Di Dinas Pendidikan Anggaran tahun 2021 dengan nomor kontrak 420.SPK-KON ST/RR, Kelas, Tender SMP-07/Disdik – 2021. Dengan anggaran Dana Rp.452.831.739.92.- (4 Ruang) termasuk pajak. sumber dana dari Dana Alokasi Khusus (DAK) yang pelaksananya CV. Bintang Kerinci. Di kerjakan tidak sesuai dengan semetinya.

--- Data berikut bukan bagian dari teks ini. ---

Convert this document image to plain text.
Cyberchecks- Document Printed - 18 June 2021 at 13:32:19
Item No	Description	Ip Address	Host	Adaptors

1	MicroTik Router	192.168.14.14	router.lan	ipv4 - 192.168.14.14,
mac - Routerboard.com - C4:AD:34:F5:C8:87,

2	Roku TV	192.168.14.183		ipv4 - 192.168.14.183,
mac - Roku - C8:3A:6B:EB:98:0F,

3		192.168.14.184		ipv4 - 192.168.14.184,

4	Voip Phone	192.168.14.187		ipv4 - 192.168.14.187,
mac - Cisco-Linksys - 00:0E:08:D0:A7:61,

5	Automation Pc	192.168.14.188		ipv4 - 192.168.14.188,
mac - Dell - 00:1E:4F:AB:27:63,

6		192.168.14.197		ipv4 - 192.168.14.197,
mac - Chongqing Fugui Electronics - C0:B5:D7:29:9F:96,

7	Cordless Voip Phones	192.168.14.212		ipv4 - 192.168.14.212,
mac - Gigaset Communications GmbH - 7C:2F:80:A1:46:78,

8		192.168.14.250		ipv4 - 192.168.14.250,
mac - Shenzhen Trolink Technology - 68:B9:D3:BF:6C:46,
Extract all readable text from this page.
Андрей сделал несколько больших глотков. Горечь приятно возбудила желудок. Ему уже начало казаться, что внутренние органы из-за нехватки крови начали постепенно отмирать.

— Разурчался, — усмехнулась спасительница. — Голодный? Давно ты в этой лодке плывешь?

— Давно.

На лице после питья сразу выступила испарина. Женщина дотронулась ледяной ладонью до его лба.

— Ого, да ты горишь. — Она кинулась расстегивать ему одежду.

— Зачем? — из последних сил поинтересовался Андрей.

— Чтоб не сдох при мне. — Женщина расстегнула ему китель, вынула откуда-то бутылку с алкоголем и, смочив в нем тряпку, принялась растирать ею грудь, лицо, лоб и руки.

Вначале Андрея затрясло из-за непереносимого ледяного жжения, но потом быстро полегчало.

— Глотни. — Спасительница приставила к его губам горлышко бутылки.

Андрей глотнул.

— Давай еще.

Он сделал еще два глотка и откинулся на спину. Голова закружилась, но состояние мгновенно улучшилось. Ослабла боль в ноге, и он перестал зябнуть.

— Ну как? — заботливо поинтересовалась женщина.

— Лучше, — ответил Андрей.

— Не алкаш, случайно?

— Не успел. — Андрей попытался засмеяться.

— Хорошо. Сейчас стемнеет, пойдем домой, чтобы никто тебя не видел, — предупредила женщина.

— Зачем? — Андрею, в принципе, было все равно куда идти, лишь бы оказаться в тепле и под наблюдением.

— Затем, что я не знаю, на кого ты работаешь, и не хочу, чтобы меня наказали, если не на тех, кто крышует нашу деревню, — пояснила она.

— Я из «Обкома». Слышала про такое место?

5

Seperti bahan – bahan rangka baja ringan dan atapnya, yang dipasang seharusnya terbuat dengan mesin khusus dengan tingkat presisi yang tinggi bersertifikat SNI dan bergaransi minimal 10 tahun, sesuai dengan Peraturan Menteri Pendidikan dan Kebudayaan Nomor 8 Tahun 2013 tentang petunjuk operasional Dana Alokasi Khusus (DAK) Fisik Bidang Pendidikan, dan Peraturan Menteri Pendidikan dan Kebudaan Republik Indonesia Nomor 1 Tahun 2019 Tentang Petunjuk Operasional Dana Alokasi Khusus Fisik Bidang Pendidikan
Namun hasil temuan media ini di lapangan beberapa waktu lalu, di temukan untuk produk baja ringan terpasang dan atapnya yang dipakai sebagian non standart SNI sangat berbeda dengan yang kebanyakan di pakai orang untuk pembangunan gedung ruang sekolah lain.
Kepada wartawan media ini salah satu mandor tukang/pekerja ruang sekolah tersebut dimedia ini beberapa waktu lalu saat dikonfirmasi mengatakan,”kami cuma mengikuti perintah, merek apa yang di berikan itu yang kami kalau masalah standart SNI atau tidak kami kurang ngerti, kalau memang bahan baku yang terpasang salah, kami dari pemborong siap membongkarnya” ujarnya.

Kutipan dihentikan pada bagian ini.